Let me explain what GTO solutions are. They are mathematical models that represent how rational players interact in a game. Poker is an imperfect information game, which means that players don't have complete knowledge of what's going on. However, we can still solve the game using the Nash Equilibrium model, proposed by John Forbes Nash Jr. in 1950. Here are the key properties of this model:
- Players cannot cooperate with each other
- Players always act rationally
- Players aim to maximize their Expected Value (EV) when they reach a Nash Equilibrium
- If either player I or Y changes their GTO strategy, it leads to a higher Nash Distance and results in an EV loss for that player.
Why use GTO game plans?
By using a game plan based on the GTO model, you can access the most optimal solution available, as it aligns with the principles of the Nash Equilibrium. This helps you understand the fundamental principles of poker and adjust your gameplay to effectively exploit your opponents' mistakes.

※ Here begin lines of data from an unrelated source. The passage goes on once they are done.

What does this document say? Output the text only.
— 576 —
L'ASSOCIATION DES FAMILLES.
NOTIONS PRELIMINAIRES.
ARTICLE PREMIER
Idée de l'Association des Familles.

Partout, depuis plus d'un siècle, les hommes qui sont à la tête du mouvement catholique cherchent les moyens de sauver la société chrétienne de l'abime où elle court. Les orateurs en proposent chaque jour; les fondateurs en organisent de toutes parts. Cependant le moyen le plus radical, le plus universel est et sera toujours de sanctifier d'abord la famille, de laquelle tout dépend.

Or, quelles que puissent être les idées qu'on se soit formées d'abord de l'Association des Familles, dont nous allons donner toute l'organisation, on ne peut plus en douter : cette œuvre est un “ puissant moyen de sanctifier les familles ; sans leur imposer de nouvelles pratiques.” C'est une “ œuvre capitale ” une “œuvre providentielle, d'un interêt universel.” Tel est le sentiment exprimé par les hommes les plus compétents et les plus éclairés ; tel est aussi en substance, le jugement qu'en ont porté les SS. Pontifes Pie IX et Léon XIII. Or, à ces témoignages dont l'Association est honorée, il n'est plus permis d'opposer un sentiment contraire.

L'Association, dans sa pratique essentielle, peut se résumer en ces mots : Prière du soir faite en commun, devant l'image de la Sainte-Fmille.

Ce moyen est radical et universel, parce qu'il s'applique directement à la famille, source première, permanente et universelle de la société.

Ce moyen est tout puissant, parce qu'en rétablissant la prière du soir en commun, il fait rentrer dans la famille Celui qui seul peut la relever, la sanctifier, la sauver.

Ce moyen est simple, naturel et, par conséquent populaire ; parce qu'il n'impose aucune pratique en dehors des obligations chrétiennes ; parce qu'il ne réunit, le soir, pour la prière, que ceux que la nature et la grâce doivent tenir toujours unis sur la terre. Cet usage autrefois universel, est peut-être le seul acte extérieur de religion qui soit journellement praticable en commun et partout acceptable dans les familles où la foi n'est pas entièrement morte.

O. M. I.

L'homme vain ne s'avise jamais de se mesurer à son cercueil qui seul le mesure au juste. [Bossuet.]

How are PS solutions calculated?
We use a network of virtual machines to power our solver. Each machine has around 512 virtual central processing unit (vCPU) cores and 2 terabytes (TB) of RAM, allowing us to generate the most precise game plan available.
Accuracy of our solutions
The accuracy of our solutions can be measured by the Nash Distance. Our average Nash Distance is zero point zero three one percent (%), of the pot per hand."